No, the realty is this — that in the Ascension, Jesus takes hold of us. And only by letting Him go and allowing Him to work with us from Heaven can we actually experience His power revealing itself through our actions, our prayer, our thoughts. Only in embracing His Ascension to the right hand of God, can we be sent out on mission for His Church — to transform hearts and bring the Risen God to those who need Him the most. No, we cannot cling to Jesus as if He was a child’s balloon. In John’s gospel, this idea is illustrated in a beautiful exchange between Jesus and Mary Magdalene on Easter Morning. Mary finally recognizes Jesus and falls at his feet in worship, but he responds in a curious way: “Stop holding onto me, for I have not yet ascended to the Father.”
He’s God. He’s unpredictable and changeless. He is perfect and all holy. And He loves us recklessly.
What does this reveal to us other than the fact that we don’t have a handle on the Lord. Instead, He has a handle on us. We can’t cling. And yet He wraps Himself around us. Our life in God — our life of faith — only makes sense when we let go of our deathgrip on Him and allow Him to work on His terms. When we let Him be God. When we allow Him to be Lord of the heavens and the earth. This is possible only if we let Him go to be with His Father and Our Father.
But the unbelievable thing is this: The apostles didn’t sulk. They didn’t worry. Big tears didn’t swell up in their eyes. Instead, we’re told that they “went forth and preached everywhere.” How can this be? Where did they get the motivation?
Jesus spent those 40 days before his Ascension encouraging them and preparing them for their upcoming task.
Isn’t it the case that we’re more like the balloon than Jesus? Aren’t we prone to “drift away” from the Lord?
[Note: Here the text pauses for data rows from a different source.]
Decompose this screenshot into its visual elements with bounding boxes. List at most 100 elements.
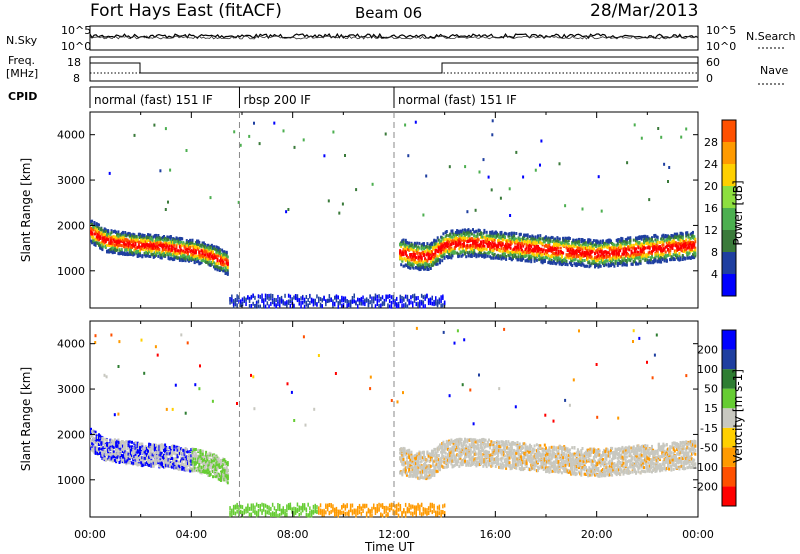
heatmap-cell [692, 234, 694, 238]
heatmap-cell [142, 248, 145, 251]
heatmap-cell [610, 259, 612, 263]
heatmap-cell [124, 248, 127, 252]
heatmap-cell [457, 252, 460, 256]
heatmap-cell [428, 245, 431, 249]
heatmap-cell [156, 458, 159, 462]
heatmap-cell [136, 249, 139, 253]
heatmap-cell [425, 174, 428, 178]
heatmap-cell [161, 443, 164, 447]
heatmap-cell [412, 254, 415, 258]
heatmap-cell [159, 453, 162, 457]
heatmap-cell [392, 300, 394, 305]
heatmap-cell [525, 238, 528, 241]
heatmap-cell [491, 245, 494, 249]
heatmap-cell [155, 451, 157, 454]
heatmap-cell [229, 300, 231, 305]
heatmap-cell [439, 240, 441, 244]
heatmap-cell [134, 238, 137, 242]
heatmap-cell [194, 254, 197, 258]
heatmap-cell [441, 248, 444, 251]
heatmap-cell [451, 239, 454, 243]
heatmap-cell [605, 256, 608, 260]
heatmap-cell [128, 240, 131, 244]
heatmap-cell [665, 258, 668, 262]
heatmap-cell [566, 254, 569, 257]
heatmap-cell [452, 251, 455, 255]
heatmap-cell [94, 451, 97, 455]
heatmap-cell [316, 294, 318, 299]
heatmap-cell [611, 247, 614, 251]
heatmap-cell [457, 242, 460, 245]
heatmap-cell [530, 254, 533, 258]
heatmap-cell [102, 242, 105, 246]
heatmap-cell [623, 242, 626, 246]
heatmap-cell [225, 259, 228, 263]
heatmap-cell [560, 241, 563, 245]
heatmap-cell [599, 248, 602, 251]
heatmap-cell [94, 437, 97, 441]
heatmap-cell [535, 251, 538, 255]
heatmap-cell [637, 262, 640, 266]
heatmap-cell [410, 263, 413, 267]
heatmap-cell [592, 243, 595, 247]
heatmap-cell [551, 236, 554, 240]
heatmap-cell [151, 237, 154, 241]
heatmap-cell [440, 242, 443, 246]
heatmap-cell [646, 238, 649, 242]
heatmap-cell [96, 235, 99, 239]
heatmap-cell [515, 239, 518, 243]
heatmap-cell [167, 200, 169, 204]
heatmap-cell [657, 259, 660, 263]
heatmap-cell [100, 247, 103, 250]
heatmap-cell [206, 253, 209, 257]
heatmap-cell [682, 243, 685, 247]
heatmap-cell [120, 454, 123, 457]
heatmap-cell [524, 233, 527, 237]
heatmap-cell [574, 257, 577, 261]
heatmap-cell [567, 256, 570, 260]
heatmap-cell [429, 245, 432, 249]
heatmap-cell [508, 243, 511, 247]
heatmap-cell [210, 251, 213, 255]
heatmap-cell [659, 258, 661, 262]
heatmap-cell [420, 256, 423, 260]
heatmap-cell [651, 255, 653, 259]
heatmap-cell [521, 251, 523, 255]
heatmap-cell [176, 242, 179, 246]
heatmap-cell [525, 259, 528, 263]
heatmap-cell [555, 244, 558, 247]
heatmap-cell [617, 253, 620, 257]
heatmap-cell [556, 239, 559, 243]
heatmap-cell [555, 253, 558, 257]
heatmap-cell [161, 248, 164, 252]
heatmap-cell [538, 240, 541, 244]
heatmap-cell [94, 441, 97, 444]
heatmap-cell [517, 237, 520, 241]
heatmap-cell [616, 241, 619, 245]
heatmap-cell [109, 438, 112, 442]
heatmap-cell [94, 232, 97, 236]
heatmap-cell [144, 248, 147, 252]
heatmap-cell [128, 455, 131, 459]
heatmap-cell [321, 298, 323, 303]
heatmap-cell [431, 263, 433, 267]
heatmap-cell [131, 456, 133, 459]
heatmap-cell [153, 251, 156, 255]
heatmap-cell [135, 456, 138, 460]
heatmap-cell [137, 240, 140, 244]
heatmap-cell [420, 293, 423, 298]
heatmap-cell [491, 133, 494, 137]
heatmap-cell [559, 243, 562, 246]
heatmap-cell [209, 196, 212, 200]
heatmap-cell [469, 243, 472, 247]
heatmap-cell [133, 248, 136, 252]
heatmap-cell [150, 462, 153, 466]
heatmap-cell [415, 261, 417, 265]
heatmap-cell [690, 240, 693, 244]
heatmap-cell [598, 260, 601, 264]
heatmap-cell [335, 298, 338, 303]
heatmap-cell [682, 240, 685, 244]
heatmap-cell [673, 232, 676, 236]
heatmap-cell [404, 304, 407, 309]
heatmap-cell [174, 247, 177, 251]
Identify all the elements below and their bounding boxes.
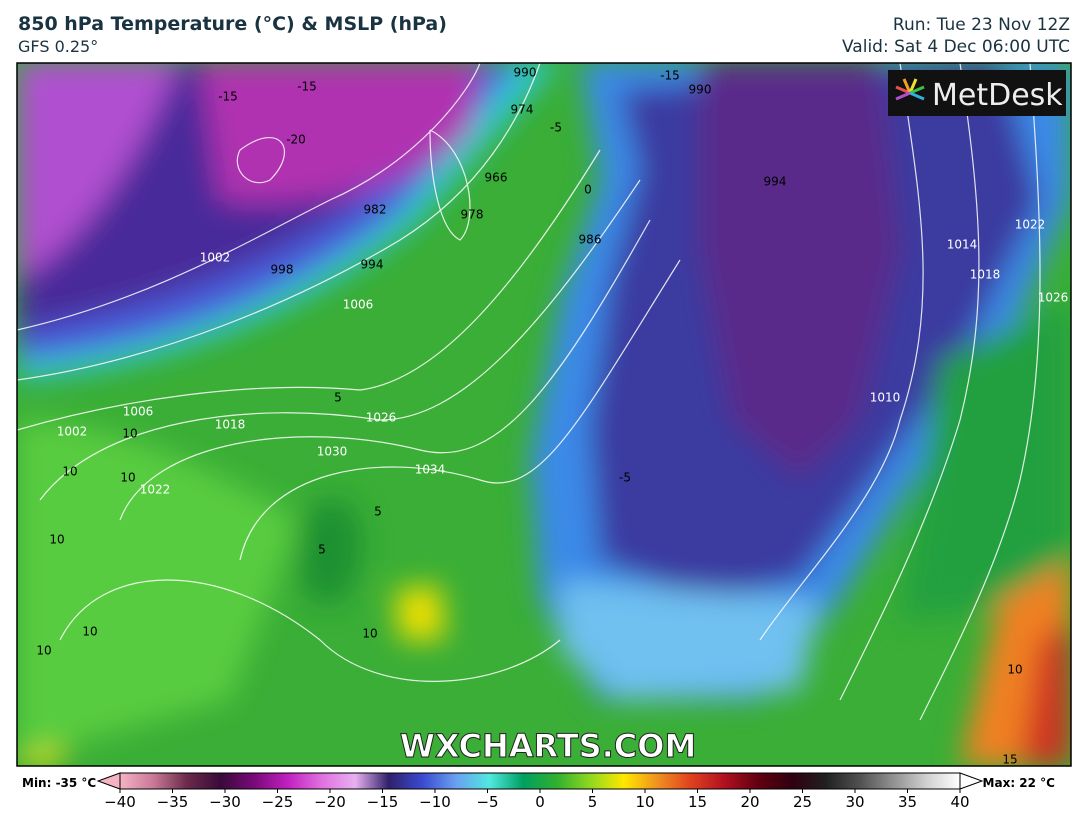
contour-label: 998	[271, 263, 294, 277]
colorbar-tick-label: 35	[898, 793, 917, 811]
contour-label: -15	[297, 80, 317, 94]
contour-label: -15	[218, 90, 238, 104]
colorbar-max: Max: 22 °C	[983, 776, 1056, 790]
colorbar-tick-label: −10	[419, 793, 451, 811]
contour-label: 978	[461, 208, 484, 222]
contour-label: -15	[660, 69, 680, 83]
colorbar-tick-label: −40	[104, 793, 136, 811]
colorbar-tick-label: −35	[157, 793, 189, 811]
contour-label: 1026	[1038, 291, 1069, 305]
contour-label: 10	[36, 644, 51, 658]
contour-label: 1026	[366, 411, 397, 425]
contour-label: -20	[286, 133, 306, 147]
contour-label: 0	[584, 183, 592, 197]
logo: MetDesk	[932, 78, 1063, 113]
contour-label: 15	[1002, 753, 1017, 767]
contour-label: 1030	[317, 445, 348, 459]
logo-icon	[895, 78, 925, 101]
contour-label: 5	[334, 391, 342, 405]
contour-label: 1002	[200, 251, 231, 265]
contour-label: 994	[764, 175, 787, 189]
title: 850 hPa Temperature (°C) & MSLP (hPa)	[18, 13, 447, 35]
colorbar-body	[119, 772, 961, 790]
run-time: Run: Tue 23 Nov 12Z	[892, 15, 1070, 35]
valid-time: Valid: Sat 4 Dec 06:00 UTC	[842, 37, 1070, 57]
colorbar-tick-label: 25	[793, 793, 812, 811]
contour-label: 10	[122, 427, 137, 441]
colorbar: −40 −35 −30 −25 −20 −15 −10 −5 0 5 10 15 20 25 30 35 40	[96, 772, 984, 811]
watermark: WXCHARTS.COM	[400, 727, 697, 765]
contour-label: 5	[374, 505, 382, 519]
colorbar-tick-label: 40	[950, 793, 969, 811]
contour-label: 994	[361, 258, 384, 272]
contour-label: 10	[120, 471, 135, 485]
contour-label: 10	[49, 533, 64, 547]
contour-label: 982	[364, 203, 387, 217]
contour-label: 10	[362, 627, 377, 641]
colorbar-tick-label: 20	[740, 793, 759, 811]
colorbar-tick-label: 10	[635, 793, 654, 811]
contour-label: 10	[62, 465, 77, 479]
contour-label: 966	[485, 171, 508, 185]
contour-label: -5	[619, 471, 631, 485]
contour-label: 986	[579, 233, 602, 247]
colorbar-tick-label: 15	[688, 793, 707, 811]
colorbar-tick-label: 30	[845, 793, 864, 811]
logo-box	[888, 70, 1066, 116]
contour-label: 1034	[415, 463, 446, 477]
colorbar-tick-label: 5	[588, 793, 598, 811]
colorbar-tick-label: 0	[535, 793, 545, 811]
contour-label: 1006	[123, 405, 154, 419]
colorbar-tick-label: −30	[209, 793, 241, 811]
contour-label: 1018	[215, 418, 246, 432]
colorbar-arrow-right	[959, 772, 984, 790]
contour-label: 1022	[140, 483, 171, 497]
contour-label: 990	[514, 66, 537, 80]
contour-label: 1010	[870, 391, 901, 405]
contour-label: 974	[511, 103, 534, 117]
contour-label: 10	[1007, 663, 1022, 677]
contour-label: 1018	[970, 268, 1001, 282]
colorbar-arrow-left	[96, 772, 121, 790]
contour-label: 1002	[57, 425, 88, 439]
contour-label: 10	[82, 625, 97, 639]
contour-label: 990	[689, 83, 712, 97]
model: GFS 0.25°	[18, 37, 99, 56]
contour-label: 1014	[947, 238, 978, 252]
contour-label: 1022	[1015, 218, 1046, 232]
map-frame	[16, 62, 1072, 767]
contour-label: 5	[318, 543, 326, 557]
colorbar-tick-label: −5	[476, 793, 498, 811]
contour-label: 1006	[343, 298, 374, 312]
map-field	[17, 63, 1071, 766]
colorbar-tick-label: −25	[262, 793, 294, 811]
contour-label: -5	[550, 121, 562, 135]
colorbar-tick-label: −20	[314, 793, 346, 811]
colorbar-tick-label: −15	[367, 793, 399, 811]
colorbar-min: Min: -35 °C	[22, 776, 96, 790]
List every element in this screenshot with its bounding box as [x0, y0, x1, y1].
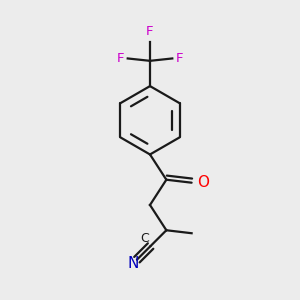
Text: O: O [197, 175, 209, 190]
Text: C: C [140, 232, 149, 244]
Text: F: F [116, 52, 124, 65]
Text: F: F [146, 25, 154, 38]
Text: F: F [176, 52, 184, 65]
Text: N: N [128, 256, 139, 271]
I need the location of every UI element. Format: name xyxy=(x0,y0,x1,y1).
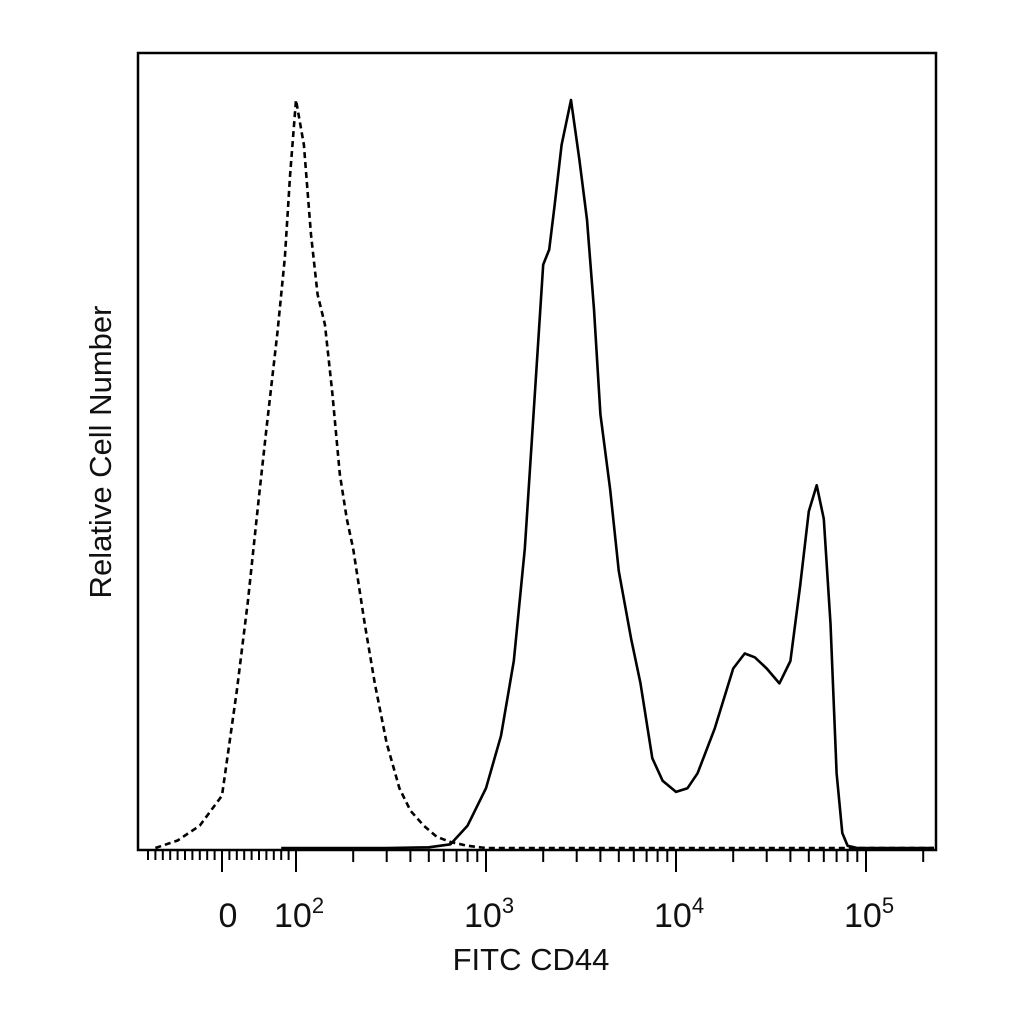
x-axis-title: FITC CD44 xyxy=(453,942,610,977)
x-tick-label: 102 xyxy=(274,893,324,935)
control-histogram-line xyxy=(154,98,934,850)
x-axis-ticks xyxy=(147,850,925,872)
x-tick-label: 105 xyxy=(844,893,894,935)
x-tick-label: 103 xyxy=(464,893,514,935)
x-tick-label: 104 xyxy=(654,893,704,935)
series-layer xyxy=(154,98,934,850)
cd44-histogram-line xyxy=(281,98,934,850)
y-axis-title: Relative Cell Number xyxy=(83,306,118,599)
x-tick-label: 0 xyxy=(219,897,238,935)
x-tick-labels: 0 102 103 104 105 xyxy=(219,893,895,935)
plot-frame xyxy=(136,51,938,852)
To trail off into the immensity of the skies, never to return?
I’m always kind of frustrated when I hear Christians use the phrase “In Jesus’ time” — as if to lock Jesus into some far distant historical footnote. As if we have closed up the Lord’s tomb again and have forgotten he didn’t stay in there. But He’s alive. The Ascension of our Lord into Heaven reminds us that the definitive time for Jesus is now. In fact, it’s always been Jesus’ time, and it always will be. He has not abandoned His Church. He hasn’t floated away never to be seen again, leaving us to figure this religion thing out on our own. He came at a specific time in Israel’s history, but His time certainly hasn’t ended, in fact he is present in the way only God could be present to us — in our hearts, in our experiences, in the people we meet everyday. He is everywhere alive. Pope Benedict XVI says it beautifully: “First and foremost, the disciples bore witness to the fact that He is alive now, that he is Life itself, in whom we too come alive.”
Over the past few weeks of the Easter Season, we’ve been reading amazing stories from the Acts of the Apostles — stories that reveal that Jesus does not idly sit at the right hand of the Father. Through the working of the Holy Spirit, He is still actively pursuing the Father’s will through the life of the Church. We can understand the Ascension, therefore, as enabling Jesus to be present in a deep and abiding way, even if it is hidden. We experience this most of all in the breaking of the bread — where Jesus is visible, and yet hidden. He is fully and truly present with us and for us, and yet under the appearance of bread and wine. In the Eucharist, let us remember that Jesus is interceding for us. It is Christ who accomplishes the celebration of the Mass. He has passed over into Heaven, and has ascended. He didn’t leave us. He isn’t gone. He’s here. And he’s just as alive as ever.